Five categories of social adversary

When trying to explain a social problem, we might argue any of the following:

  1. Those people are bad, e.g. blame the capitalists for global warming, the poor for their predicament, or the Jews for “a whole range of things…from the world war to short skirts to jazz music.”

  2. That policy is harmful, e.g. a minimum wage might “price working poor people out of the job market.”

  3. Those people are too radical, e.g. too quick to adopt relatively untested ideas as enduring truths.

  4. Those people are too conservative, e.g. too resistant to positive changes.

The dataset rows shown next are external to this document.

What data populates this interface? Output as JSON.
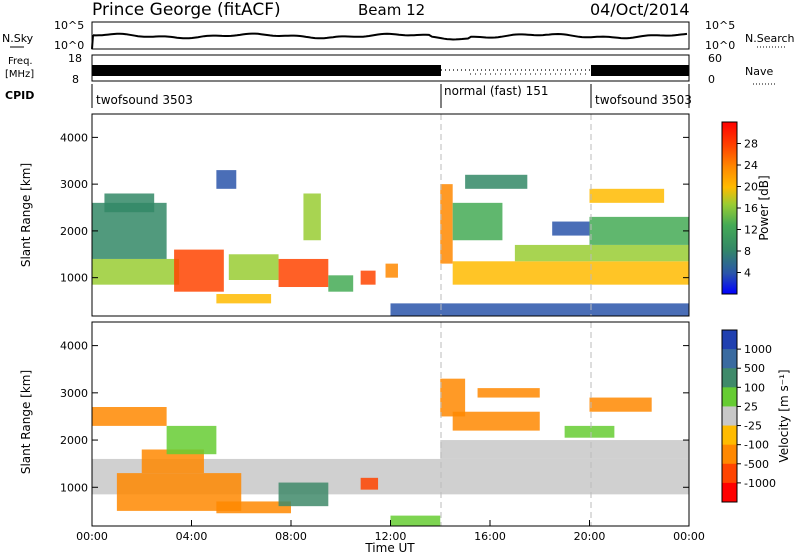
{
  "header": {
    "station": "Prince George (fitACF)",
    "beam": "Beam 12",
    "date": "04/Oct/2014"
  },
  "noise_panel": {
    "left_label": "N.Sky",
    "left_ticks": [
      "10^5",
      "10^0"
    ],
    "right_ticks": [
      "10^5",
      "10^0"
    ],
    "right_label": "N.Search"
  },
  "freq_panel": {
    "left_label_top": "Freq.",
    "left_label_bottom": "[MHz]",
    "left_ticks": [
      "18",
      "8"
    ],
    "right_ticks": [
      "60",
      "0"
    ],
    "right_label": "Nave"
  },
  "cpid_panel": {
    "label": "CPID",
    "segments": [
      {
        "name": "twofsound 3503",
        "start_hour": 0,
        "end_hour": 14
      },
      {
        "name": "normal (fast) 151",
        "start_hour": 14,
        "end_hour": 20
      },
      {
        "name": "twofsound 3503",
        "start_hour": 20,
        "end_hour": 24
      }
    ]
  },
  "power_colorbar": {
    "label": "Power [dB]",
    "ticks": [
      "28",
      "24",
      "20",
      "16",
      "12",
      "8",
      "4"
    ],
    "colors": [
      "#ff0000",
      "#ff4400",
      "#ff8800",
      "#ffbb00",
      "#99cc33",
      "#44aa55",
      "#338866",
      "#2a55aa",
      "#0000ff"
    ]
  },
  "velocity_colorbar": {
    "label": "Velocity [m s⁻¹]",
    "ticks": [
      "1000",
      "500",
      "100",
      "25",
      "-25",
      "-100",
      "-500",
      "-1000"
    ],
    "colors": [
      "#2040b0",
      "#3a6ba0",
      "#3f8a6a",
      "#66cc33",
      "#c8c8c8",
      "#ffbb00",
      "#ff8800",
      "#ff4400",
      "#ff0000"
    ]
  },
  "chart_data": [
    {
      "type": "heatmap",
      "title": "Power",
      "ylabel": "Slant Range [km]",
      "xlabel": "",
      "ylim": [
        180,
        4500
      ],
      "xlim": [
        0,
        24
      ],
      "yticks": [
        "1000",
        "2000",
        "3000",
        "4000"
      ],
      "colorbar": "Power [dB]",
      "bands": [
        {
          "h0": 0,
          "h1": 3.5,
          "r0": 850,
          "r1": 1400,
          "db": 14
        },
        {
          "h0": 0,
          "h1": 3,
          "r0": 1400,
          "r1": 2600,
          "db": 10
        },
        {
          "h0": 3.3,
          "h1": 5.3,
          "r0": 700,
          "r1": 1600,
          "db": 27
        },
        {
          "h0": 5.5,
          "h1": 7.5,
          "r0": 950,
          "r1": 1500,
          "db": 15
        },
        {
          "h0": 7.5,
          "h1": 9.5,
          "r0": 800,
          "r1": 1400,
          "db": 26
        },
        {
          "h0": 9.5,
          "h1": 10.5,
          "r0": 700,
          "r1": 1050,
          "db": 12
        },
        {
          "h0": 10.8,
          "h1": 11.4,
          "r0": 850,
          "r1": 1150,
          "db": 24
        },
        {
          "h0": 11.8,
          "h1": 12.3,
          "r0": 1000,
          "r1": 1300,
          "db": 22
        },
        {
          "h0": 5,
          "h1": 7.2,
          "r0": 450,
          "r1": 650,
          "db": 18
        },
        {
          "h0": 0.5,
          "h1": 2.5,
          "r0": 2400,
          "r1": 2800,
          "db": 8
        },
        {
          "h0": 5.0,
          "h1": 5.8,
          "r0": 2900,
          "r1": 3300,
          "db": 6
        },
        {
          "h0": 8.5,
          "h1": 9.2,
          "r0": 1800,
          "r1": 2800,
          "db": 14
        },
        {
          "h0": 14,
          "h1": 14.5,
          "r0": 1300,
          "r1": 3000,
          "db": 22
        },
        {
          "h0": 14.5,
          "h1": 16.5,
          "r0": 1800,
          "r1": 2600,
          "db": 12
        },
        {
          "h0": 15,
          "h1": 17.5,
          "r0": 2900,
          "r1": 3200,
          "db": 10
        },
        {
          "h0": 14.5,
          "h1": 24,
          "r0": 850,
          "r1": 1350,
          "db": 18
        },
        {
          "h0": 17,
          "h1": 24,
          "r0": 1350,
          "r1": 1700,
          "db": 13
        },
        {
          "h0": 20,
          "h1": 24,
          "r0": 1700,
          "r1": 2300,
          "db": 12
        },
        {
          "h0": 20,
          "h1": 23,
          "r0": 2600,
          "r1": 2900,
          "db": 18
        },
        {
          "h0": 12,
          "h1": 24,
          "r0": 180,
          "r1": 450,
          "db": 6
        },
        {
          "h0": 18.5,
          "h1": 20,
          "r0": 1900,
          "r1": 2200,
          "db": 5
        }
      ]
    },
    {
      "type": "heatmap",
      "title": "Velocity",
      "ylabel": "Slant Range [km]",
      "xlabel": "Time UT",
      "xticks": [
        "00:00",
        "04:00",
        "08:00",
        "12:00",
        "16:00",
        "20:00",
        "00:00"
      ],
      "ylim": [
        180,
        4500
      ],
      "xlim": [
        0,
        24
      ],
      "yticks": [
        "1000",
        "2000",
        "3000",
        "4000"
      ],
      "colorbar": "Velocity [m s⁻¹]",
      "bands": [
        {
          "h0": 0,
          "h1": 24,
          "r0": 850,
          "r1": 1600,
          "v": 0
        },
        {
          "h0": 1,
          "h1": 6,
          "r0": 500,
          "r1": 1300,
          "v": -300
        },
        {
          "h0": 2,
          "h1": 4.5,
          "r0": 1300,
          "r1": 1800,
          "v": -150
        },
        {
          "h0": 5,
          "h1": 8,
          "r0": 450,
          "r1": 700,
          "v": -200
        },
        {
          "h0": 7.5,
          "h1": 9.5,
          "r0": 600,
          "r1": 1100,
          "v": 300
        },
        {
          "h0": 0,
          "h1": 3,
          "r0": 2300,
          "r1": 2700,
          "v": -100
        },
        {
          "h0": 3,
          "h1": 5,
          "r0": 1700,
          "r1": 2300,
          "v": 80
        },
        {
          "h0": 14,
          "h1": 15,
          "r0": 2500,
          "r1": 3300,
          "v": -400
        },
        {
          "h0": 14.5,
          "h1": 18,
          "r0": 2200,
          "r1": 2600,
          "v": -250
        },
        {
          "h0": 15.5,
          "h1": 18,
          "r0": 2900,
          "r1": 3100,
          "v": -200
        },
        {
          "h0": 20,
          "h1": 22.5,
          "r0": 2600,
          "r1": 2900,
          "v": -200
        },
        {
          "h0": 19,
          "h1": 21,
          "r0": 2050,
          "r1": 2300,
          "v": 60
        },
        {
          "h0": 14,
          "h1": 24,
          "r0": 1600,
          "r1": 2000,
          "v": 0
        },
        {
          "h0": 12,
          "h1": 14,
          "r0": 180,
          "r1": 400,
          "v": 80
        },
        {
          "h0": 10.8,
          "h1": 11.5,
          "r0": 950,
          "r1": 1200,
          "v": -500
        }
      ]
    }
  ]
}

Lately I find myself reaching for a fifth explanation that blends (3) and (4):

  1. those people are stuck in the local maximum of a failed social experiment, e.g. stroads, single-family zoning, and concentrated animal feeding operations.

This argument feels liberal because it militates towards social upheaval, but in each case, the social problem is approximately as old as my parents (or grandparents) and emerged because we’ve forgotten older wisdom about how to get around, live and work together, and treat animals under our care. But social states create their own momentum and can easily persist even if most people wish for change. In other words, ‘inadequate equilibria’ endure.

This explanation blends aspects of both Conflict and Mistake theory. There’s a conflict insofar as many people seem committed to something that I (and others) think can be improved on; there’s a mistake insofar as I (and others) think that once we get there, most people will come around.

The most troubling critique of this theory is that it offers asymmetric insight into the myopia of others.